Riddle me this: if, as a majority of Quebecers believe, the Quebec government’s special law regarding protests goes to far; and if, as the same Léger Marketing poll suggests, an overwhelming majority of Quebecers believe that the government should lay off the obstinacy and return to the bargaining table with the students; and if the recent 100,000-strong protest in the streets of Montreal was less about tuition fees than almighty rage against the Charest government, then why, pray tell, is the Parti Québécois still only neck and neck with with the big, bad Liberals, at 32 per cent a piece?
And why, despite having wholeheartedly embraced the student movement’s position to the point of wearing its red square on her lapel everyday, is Pauline Marois only just as popular as Jean Charest? The numbers speak for themselves: when Léger asked, “In the context of the ongoing conflict, do you have a good or a bad impression of the following people?”, Jean Charest ranked at 30 per cent good, 59 per cent bad. Marois, meanwhile, scored an equally paltry 31 per cent good, and only a mildly better 54 per cent bad. In short, despite having radically different and conflicting takes on the student movement, Jean Charest and Pauline Marois are basically within the margin of error with each other. This, after more than three months of headline-grabbing stalemate between the students and the government. What gives?

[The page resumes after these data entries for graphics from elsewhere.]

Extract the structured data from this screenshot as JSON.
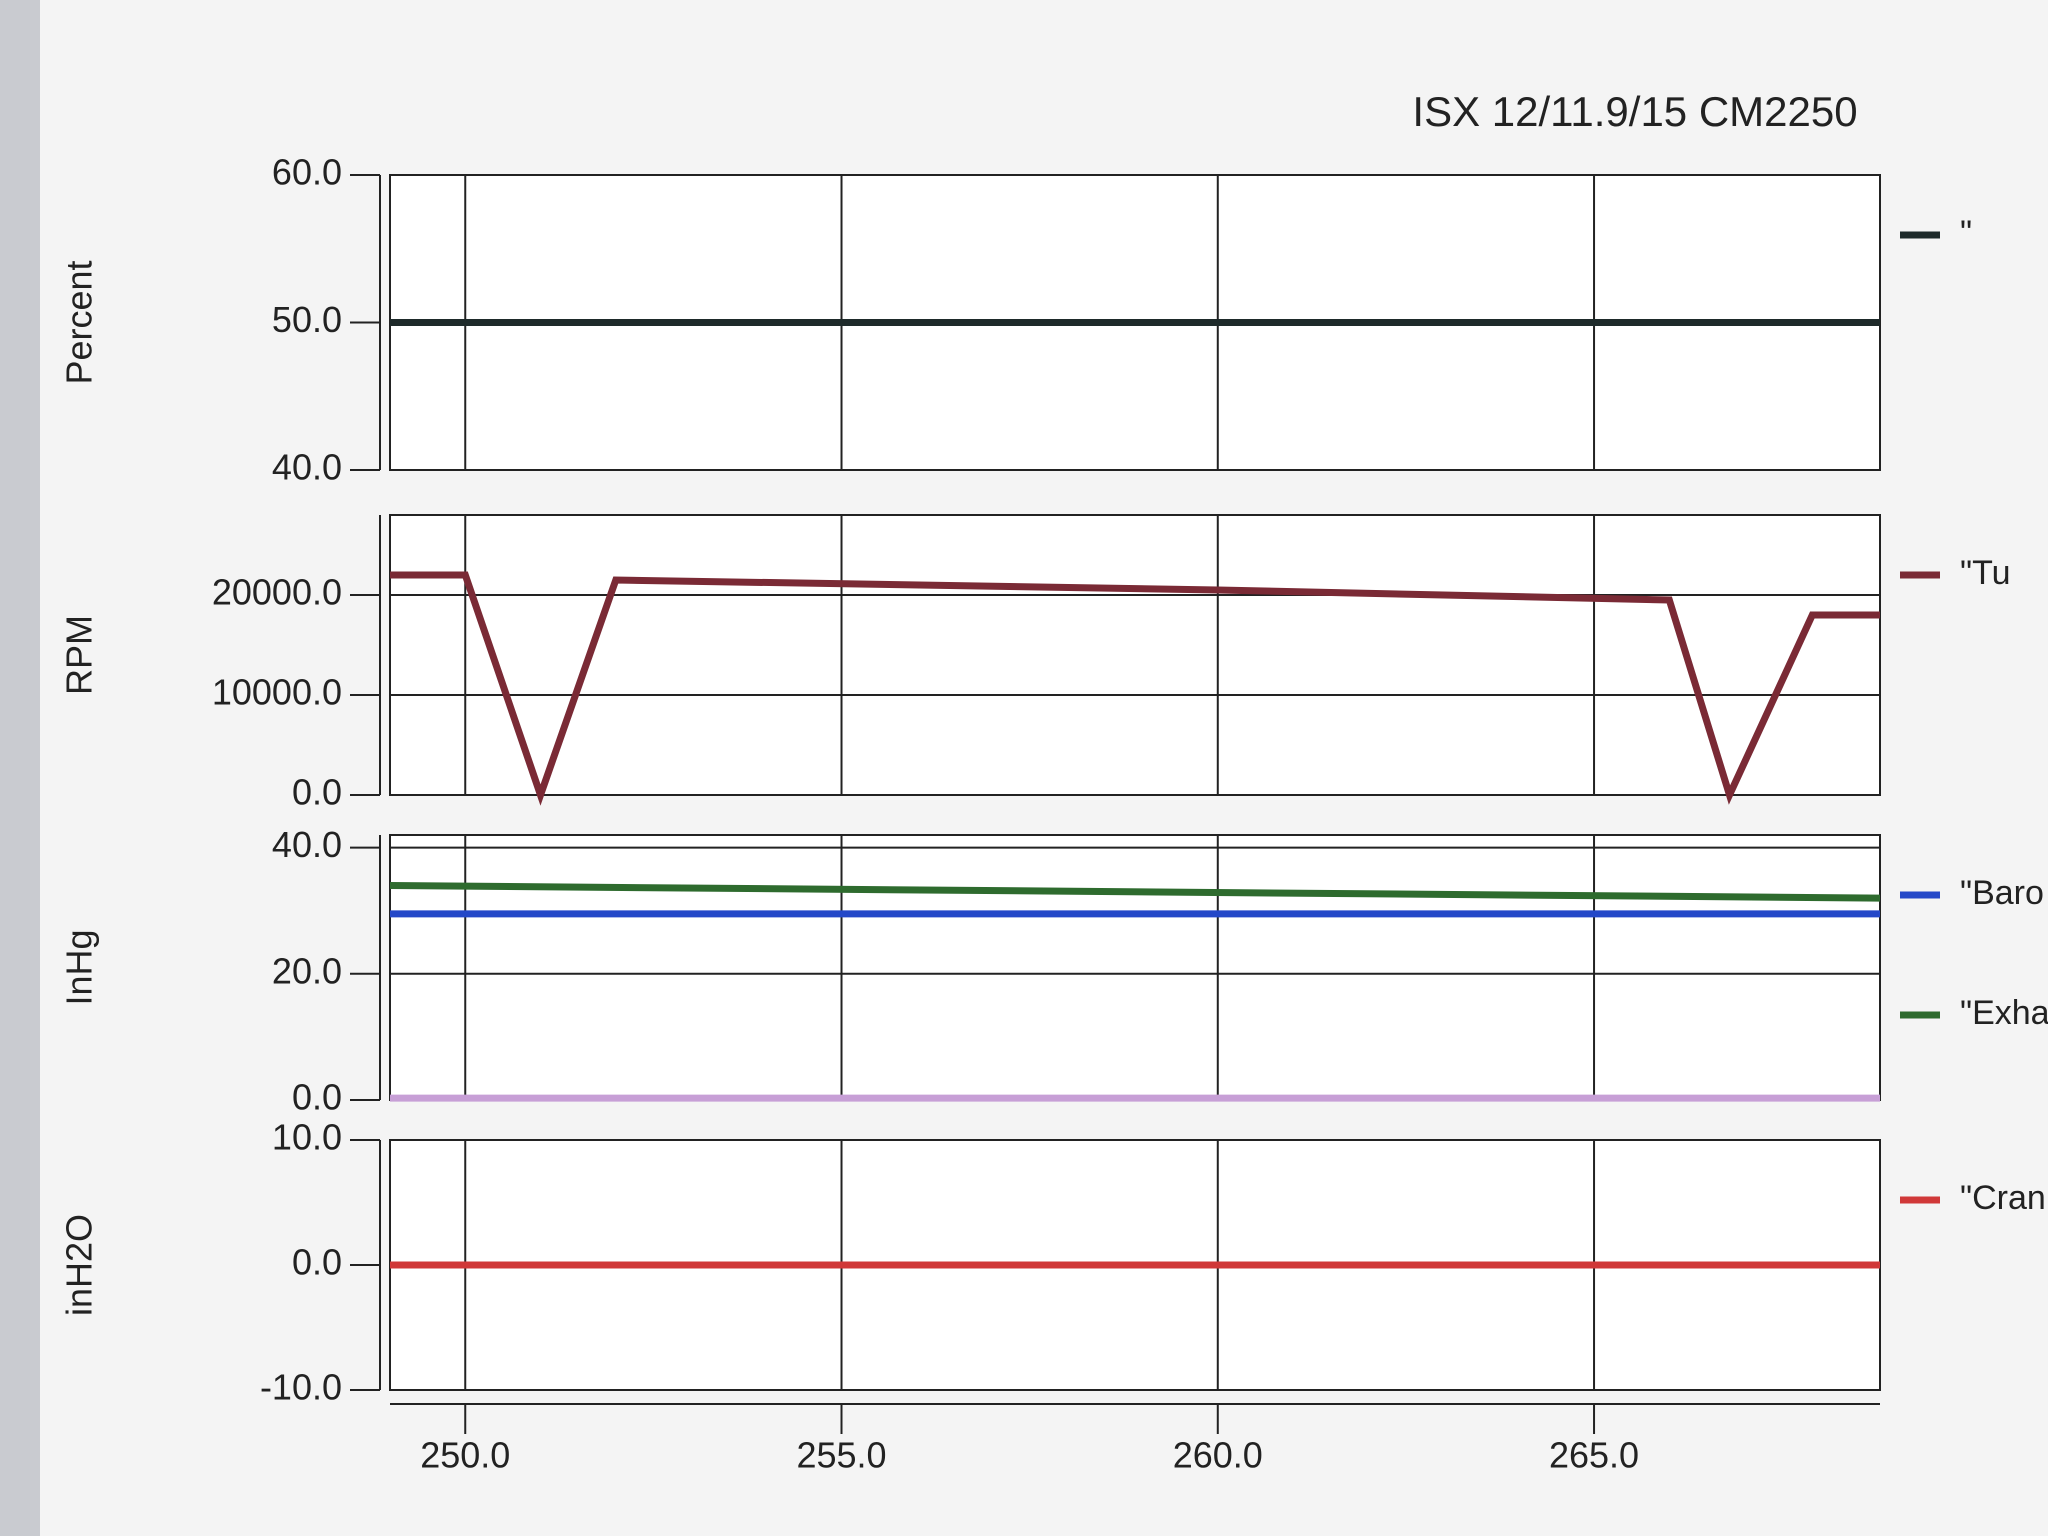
{
  "chart_data": [
    {
      "type": "line",
      "title": "ISX 12/11.9/15 CM2250",
      "y_label": "Percent",
      "xlim": [
        249,
        268.8
      ],
      "ylim": [
        40,
        60
      ],
      "yticks": [
        {
          "value": 40,
          "label": "40.0"
        },
        {
          "value": 50,
          "label": "50.0"
        },
        {
          "value": 60,
          "label": "60.0"
        }
      ],
      "x": [
        249,
        268.8
      ],
      "series": [
        {
          "name": "\"",
          "color": "#1e2a2a",
          "values": [
            50,
            50
          ]
        }
      ]
    },
    {
      "type": "line",
      "y_label": "RPM",
      "xlim": [
        249,
        268.8
      ],
      "ylim": [
        0,
        28000
      ],
      "yticks": [
        {
          "value": 0,
          "label": "0.0"
        },
        {
          "value": 10000,
          "label": "10000.0"
        },
        {
          "value": 20000,
          "label": "20000.0"
        }
      ],
      "x": [
        249,
        250,
        251,
        252,
        260,
        266,
        266.8,
        267.9,
        268.8
      ],
      "series": [
        {
          "name": "\"Tu",
          "color": "#7a2a35",
          "values": [
            22000,
            22000,
            0,
            21500,
            20500,
            19500,
            0,
            18000,
            18000
          ]
        }
      ]
    },
    {
      "type": "line",
      "y_label": "InHg",
      "xlim": [
        249,
        268.8
      ],
      "ylim": [
        0,
        42
      ],
      "yticks": [
        {
          "value": 0,
          "label": "0.0"
        },
        {
          "value": 20,
          "label": "20.0"
        },
        {
          "value": 40,
          "label": "40.0"
        }
      ],
      "x": [
        249,
        268.8
      ],
      "series": [
        {
          "name": "\"Baro",
          "color": "#2448c8",
          "values": [
            29.5,
            29.5
          ]
        },
        {
          "name": "\"Exha",
          "color": "#2e6b2e",
          "values": [
            34,
            32
          ]
        },
        {
          "color": "#c79fd6",
          "values": [
            0.3,
            0.3
          ]
        }
      ]
    },
    {
      "type": "line",
      "y_label": "inH2O",
      "xlim": [
        249,
        268.8
      ],
      "ylim": [
        -10,
        10
      ],
      "yticks": [
        {
          "value": -10,
          "label": "-10.0"
        },
        {
          "value": 0,
          "label": "0.0"
        },
        {
          "value": 10,
          "label": "10.0"
        }
      ],
      "xticks": [
        {
          "value": 250,
          "label": "250.0"
        },
        {
          "value": 255,
          "label": "255.0"
        },
        {
          "value": 260,
          "label": "260.0"
        },
        {
          "value": 265,
          "label": "265.0"
        }
      ],
      "x": [
        249,
        268.8
      ],
      "series": [
        {
          "name": "\"Crank",
          "color": "#d03838",
          "values": [
            0,
            0
          ]
        }
      ]
    }
  ]
}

The answer, if not quite blowing in the wind, at least lies in the between Montreal and the rest of the province. For instance, 47 per cent of Montrealers are for Bill 78; In Quebec City, meanwhile, 54 percent of residents say they are for it. And while 75 per cent of Montrealers are for the City of Montreal’s ban on masks, the support is even higher in Quebec City and what is quaintly referred to as les régions: 80 per cent in both. (These numbers are from the detailed Léger that I can’t seem to find online.)
The numbers are even more stark when you consider how a large western chunk of the island of Montreal has always been staunchly Liberal. As Léger V-P Christian Bourque told me, “Provincially speaking, the west of Montreal is still very Liberal red.” Discount these Liberal red-or-die types (and they include French and English), and you have a real difference between Montreal and the rest of the province. ”We’re seeing how opinions in Montreal and the rest of Quebec is getting and further apart. Montreal is more left and open, while the rest of the province is more conservative.”
The split between Montreal and the rest of the (Quebec) world is nothing new. As long ago as 2006, the Bloc Québécois commissioned a report on the phenomenon after a light electoral spanking in the Quebec City region at the hands of The Conservatives. The ensuing “Alarie Report” noted the following: “The Bloc, its leader [Gilles Duceppe], its organization, its program, the colour and scent it puts off is too Montreal.” One anonymous Bloc candidate, quoted anonymously in the report, was quite succinct. “Our platform was too lefty, too Montreal.”
For the PQ, there is an odd disconnect in this. By tilting her party to the right of the Bloc’s traditional lefty perch—and by the virtue of largely not being implicated in the plethora of scandals wafting around the Liberals—Pauline Marois has made inroads within the province, and rightly so—though, it must be said, she was only briefly ahead of Charest in the polls even before the current brouhaha. The caveat: this support has come mostly from les regions—where antagonism against the student movement is at its highest. ”The PQ is ahead in the regions where the support for the government and tuition hikes is higher,” Bourque says. “By wearing the red square, the party has painted itself into a corner a little bit.” If the current protest had taken place in Quebec City rather than Montreal, Bourque says, “It would have been over a long time ago, and people would have been cheering the police.”
Certainly, the Charest government remains in crisis mode. Today, the Premier brought back Dan Gagnier as his chief of staff. He was Charest’s C-o-S in 2007, and managed to steady the Premier’s nosedive in the polls before resigning in 2009. Charest says Gagnier’s return has nothing to to with the student strike, which I believe about as much as his line about not paying attention to polls. And anything can happen in the coming days, weeks, and (oof) months with people and police frequently clashing in the street. And Charest will have to call an election before December 2013, when the collective memory of tear gas, strife and ugly laws (and alleged party finance skullduggery, and construction industry misery, and more mafia ties) will in all likelihood be stuck in Quebec’s collective memory.
But as dark as things are for the Premier, he can take comfort in this: his opponents aren’t fairing much better than him.